17 February 2008

After Many a Summer Dies the Swan

"The woods decay, the woods decay and fall,
The vapours weep their burthen to the ground,
Man comes and tills the field and lies beneath,
And after many a summer dies the swan.
Me only cruel immortality
Consumes; I wither slowly in thine arms,
Here at the quiet limit of the world,
A white-hair'd shadow roaming like a dream
The ever-silent spaces of the East,
Far-folded mists, and gleaming halls of morn.
Alas! for this gray shadow, once a man--
So glorious in his beauty and thy choice,
Who madest him thy chosen, that he seem'd
To his great heart none other than a God!"

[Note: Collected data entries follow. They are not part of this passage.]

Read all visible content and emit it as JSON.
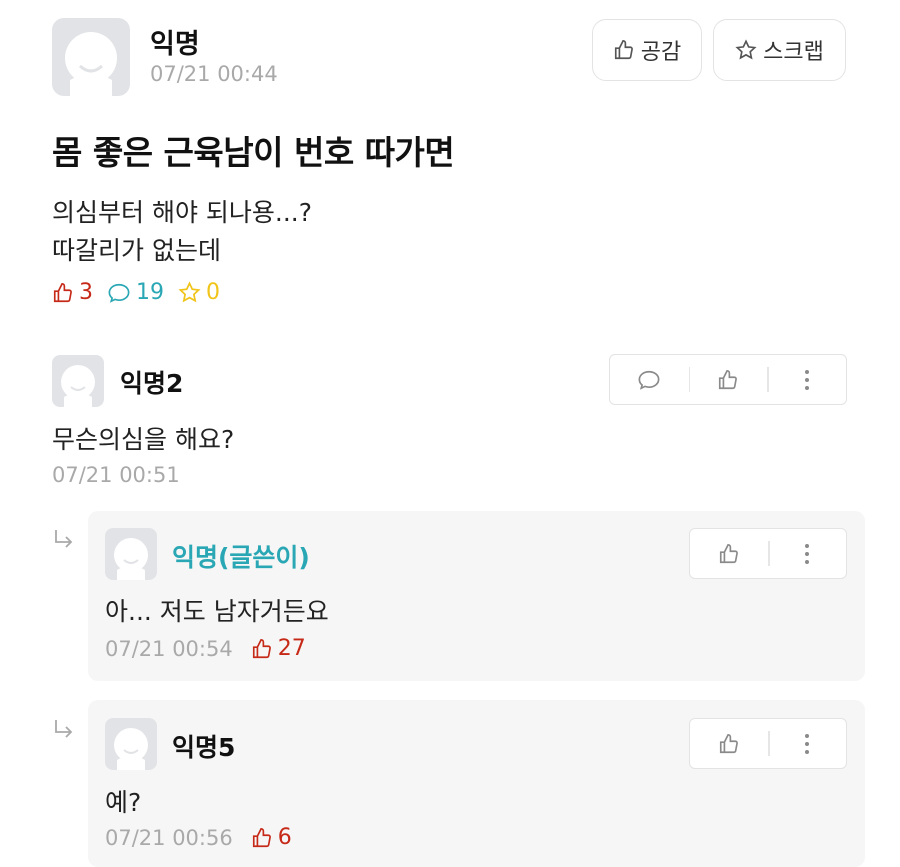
{
  "post": {
    "author": "익명",
    "time": "07/21 00:44",
    "buttons": {
      "like": "공감",
      "scrap": "스크랩"
    },
    "title": "몸 좋은 근육남이 번호 따가면",
    "body_line1": "의심부터 해야 되나용...?",
    "body_line2": "따갈리가 없는데",
    "stats": {
      "likes": "3",
      "comments": "19",
      "scraps": "0"
    }
  },
  "comments": [
    {
      "author": "익명2",
      "text": "무슨의심을 해요?",
      "time": "07/21 00:51"
    }
  ],
  "replies": [
    {
      "author": "익명(글쓴이)",
      "text": "아... 저도 남자거든요",
      "time": "07/21 00:54",
      "likes": "27"
    },
    {
      "author": "익명5",
      "text": "예?",
      "time": "07/21 00:56",
      "likes": "6"
    }
  ],
  "colors": {
    "like_red": "#c62917",
    "comment_teal": "#2aa7b4",
    "scrap_yellow": "#f0c419",
    "writer_teal": "#2aa7b4",
    "meta_gray": "#a9a9a9"
  }
}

Tithonus, Alfred Lord Tennyson


The recognition of a US slide into stagflation is beginning to appear in the mainstream media, in this case The New York Times. A slackening in aggregate demand was offset by higher prices paid for necessities such as food and energy, which are running at the shocking annual rate of 13%. This is no surpise to use, as it is in-line with the growth of broader monetary aggregates such as MZM.

It has been the custom of Americans since WWII increasingly to place their savings in their homes, or the housing portion of their balance sheet. The decline of total credit outstanding as debt defaults increase will be charged against the value of that housing asset, which is equivalent to the US consumers savings account. Money is the transmission mechanism between balance sheets and income statements. Therefore we see no fundamental reason for the aggregate money supply to contract, except for brief periods of liquidity constriction which will be more than offset by the Fed. generating monetary inflation as it attempts to restore the bank's balance sheets.

The US middle class will receive the worst of all worlds: higher prices for necessities while their savings evaporate, in large part to underpin the financial system and rescue the banks, ironically securing the advantage gained by the top 1% of US families over the past 27 years, from Reagan to Bush. The situation is a classic case of overreach by the ruling elite.

We expect this trend to intensify, wax and wane, and not abate until median US wage growth starts to outpace inflation. This will require a much cheaper dollar than we have today, perhaps on the order of thirty-five percent or more, to achieve a sustainable equilibrium.

These gains cannot be achieved solely against the euro, but must include the Asian countries running large trade imbalances with the US. Since this conflicts with their long established mercantilist industrial policy we can look for considerable turmoil in the world's government-managed markets. Trade wars will be interspersed by localized military conflicts in resource important areas at worst if we are fortunate.

Politically it will be a replay of the politics of the New Deal in which a Democratic majority attempts to reform and provide relief, while a Republican minority in Congress and a Republican backed Supreme Court use every method to thwart and overturn these reforms and programs.

Unless the Fed mismanages the situation badly, or there is a precipitous shift in world reserves away from the dollar, we believe that hyper-inflation is as unlikely as a true monetary deflation in the US. Stagflation of varying intensity for a period of fifteen years of adjustment seems more probable, unless it is interrupted by an exogenous global conflict or domestic revolutionary change. The desired outcome which will be proffered by the power elitest will be a regional to global oligarchically managed economy.


"FACED with tightening credit and a slowing economy, America’s consumers are being forced to scale back their purchases, but high prices of necessities are keeping their overall purchases rising at a reasonably strong rate.

The retail sales report for January showed overall retail sales that were stronger than many economists had expected, and was well received by the stock market on Wednesday, the day it was released. In total, retail sales are running more than 4 percent over the level of a year ago, an increase that is above the overall inflation rate and much stronger than the sales were when the last recession began in early 2001.

But the overall change is misleading. One reason for its strength is that prices of necessities are up sharply over the past year, meaning that those items consume more and more of the household budget, leaving less for other things.

Over all, Americans are spending about 13 percent more on food and energy now than a year ago. The figures, as are all the figures shown in the charts accompanying this article, are based on three-month moving averages of seasonally adjusted figures, and compare this year with last year."